Marinara Sauce with Hidden Vegetables
- 3 tbsp Olive Oil
- 1 packed cup of grated carrot
- 1 ½ packed cups of grated zucchini
- ½ of a medium onion cut into chunks
- 3-4 celery ribs cut roughly into chunks
- 4 - 5 garlic cloves
- 1 can of whole peeled or diced tomatoes
- 2 tbsp tomato puree optional
- 2 tbsp balsamic vinegar
- 2 tbsp brown sugar
- Salt to taste
- ½ tsp cayenne pepper
- 3 tbsp chopped fresh oregano
Place the carrot, zucchini, onion, garlic cloves and celery in a blender. Process until you have pureed the vegetables together.
Heat the olive oil in a saucepan over medium heat. When it's hot, add the pureed vegetable and cook until the moisture has evaporated and it starts to caramelize and turn brown.

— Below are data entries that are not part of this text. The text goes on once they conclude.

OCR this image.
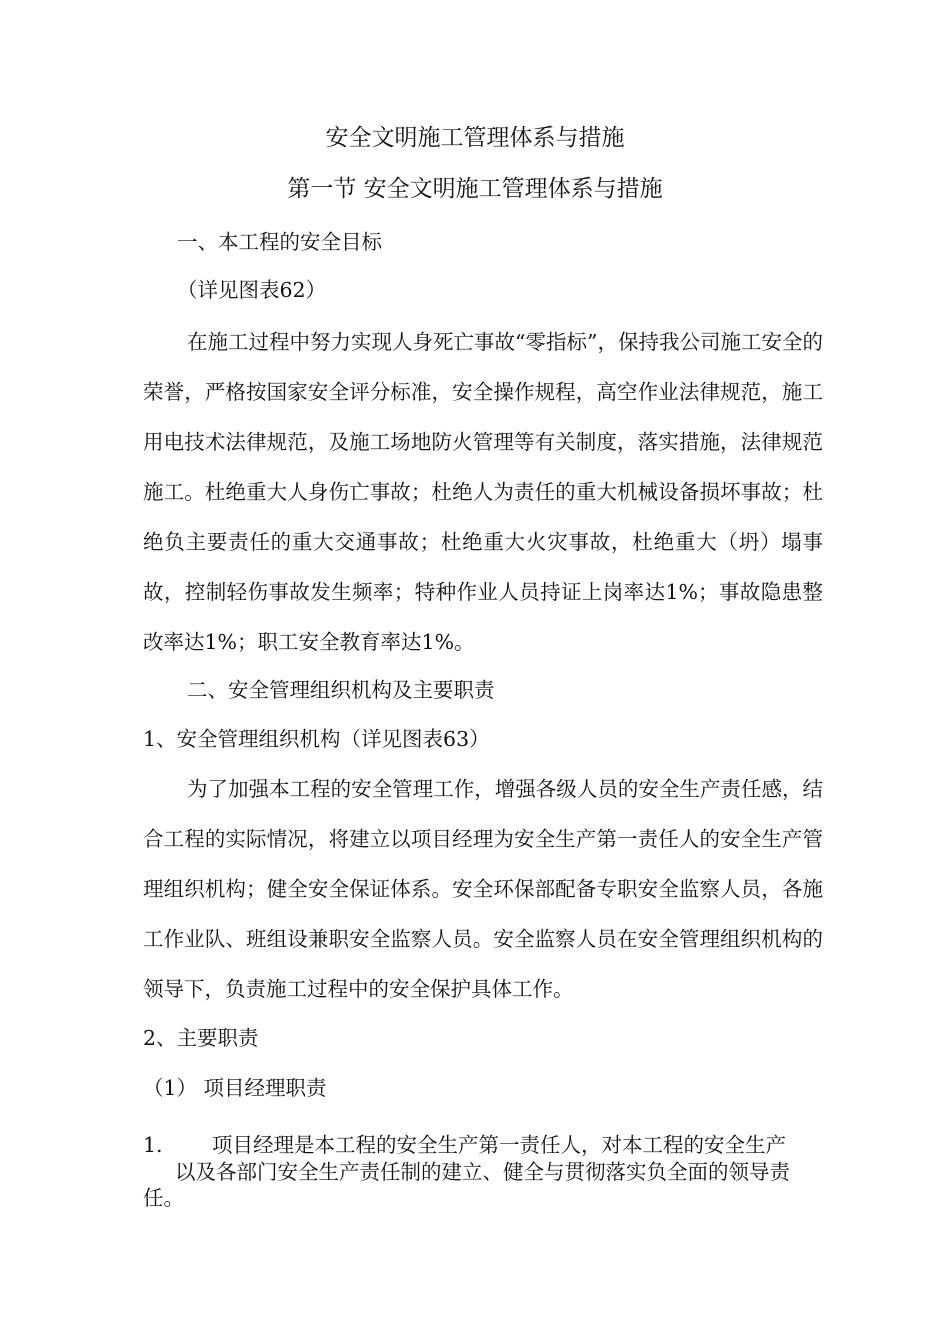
安全文明施工管理体系与措施
第一节 安全文明施工管理体系与措施
一、本工程的安全目标
（详见图表62）
在施工过程中努力实现人身死亡事故“零指标”，保持我公司施工安全的荣誉，严格按国家安全评分标准，安全操作规程，高空作业法律规范，施工用电技术法律规范，及施工场地防火管理等有关制度，落实措施，法律规范施工。杜绝重大人身伤亡事故；杜绝人为责任的重大机械设备损坏事故；杜绝负主要责任的重大交通事故；杜绝重大火灾事故，杜绝重大（坍）塌事故，控制轻伤事故发生频率；特种作业人员持证上岗率达1%；事故隐患整改率达1%；职工安全教育率达1%。
二、安全管理组织机构及主要职责
1、安全管理组织机构（详见图表63）
为了加强本工程的安全管理工作，增强各级人员的安全生产责任感，结合工程的实际情况，将建立以项目经理为安全生产第一责任人的安全生产管理组织机构；健全安全保证体系。安全环保部配备专职安全监察人员，各施工作业队、班组设兼职安全监察人员。安全监察人员在安全管理组织机构的领导下，负责施工过程中的安全保护具体工作。
2、主要职责
（1） 项目经理职责
1. 项目经理是本工程的安全生产第一责任人，对本工程的安全生产
以及各部门安全生产责任制的建立、健全与贯彻落实负全面的领导责
任。
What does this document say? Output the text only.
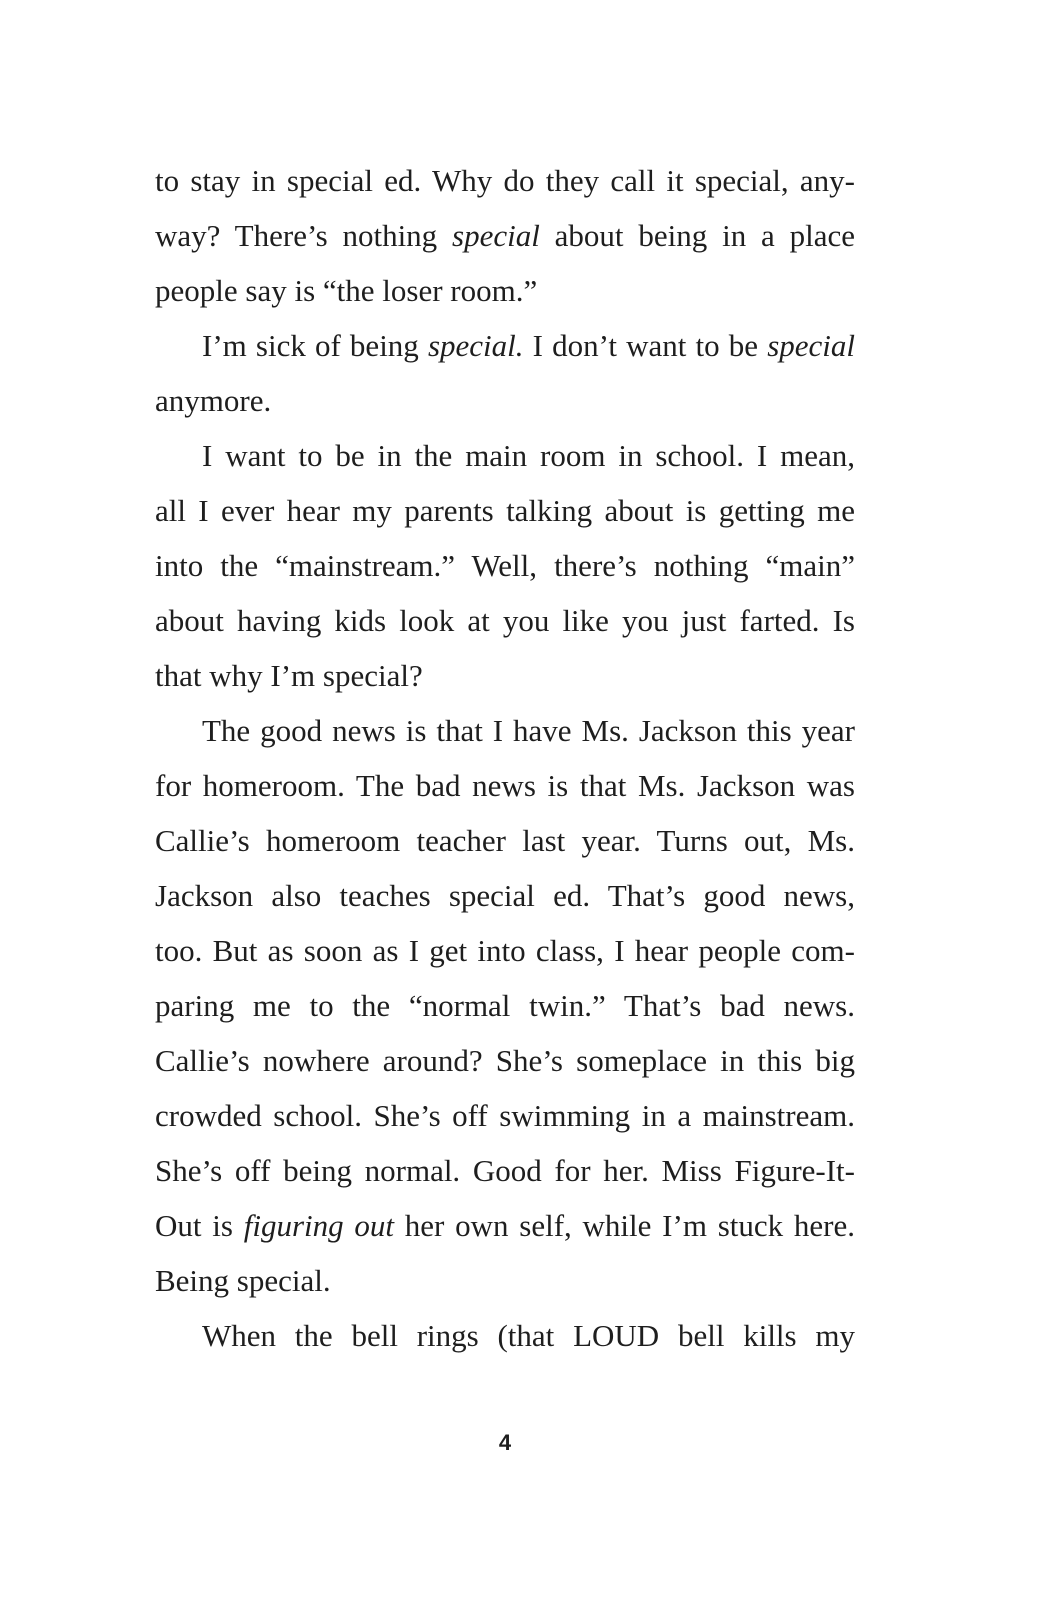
to stay in special ed. Why do they call it special, any-
way? There’s nothing special about being in a place
people say is “the loser room.”
I’m sick of being special. I don’t want to be special
anymore.
I want to be in the main room in school. I mean,
all I ever hear my parents talking about is getting me
into the “mainstream.” Well, there’s nothing “main”
about having kids look at you like you just farted. Is
that why I’m special?
The good news is that I have Ms. Jackson this year
for homeroom. The bad news is that Ms. Jackson was
Callie’s homeroom teacher last year. Turns out, Ms.
Jackson also teaches special ed. That’s good news,
too. But as soon as I get into class, I hear people com-
paring me to the “normal twin.” That’s bad news.
Callie’s nowhere around? She’s someplace in this big
crowded school. She’s off swimming in a mainstream.
She’s off being normal. Good for her. Miss Figure-It-
Out is figuring out her own self, while I’m stuck here.
Being special.
When the bell rings (that LOUD bell kills my
4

Add the tomato to the vegetables. (Note : if you're using whole tomatoes, crush them with your hands, or pulse them in the blender to help break them up).
Add the tomato puree, vinegar, sugar, cayenne pepper and a generous pinch of salt and simmer for about 20 minutes. Add the oregano and simmer for another 10 minutes.
Season to taste as you go.
You can store the marinara sauce in a bottle in the fridge.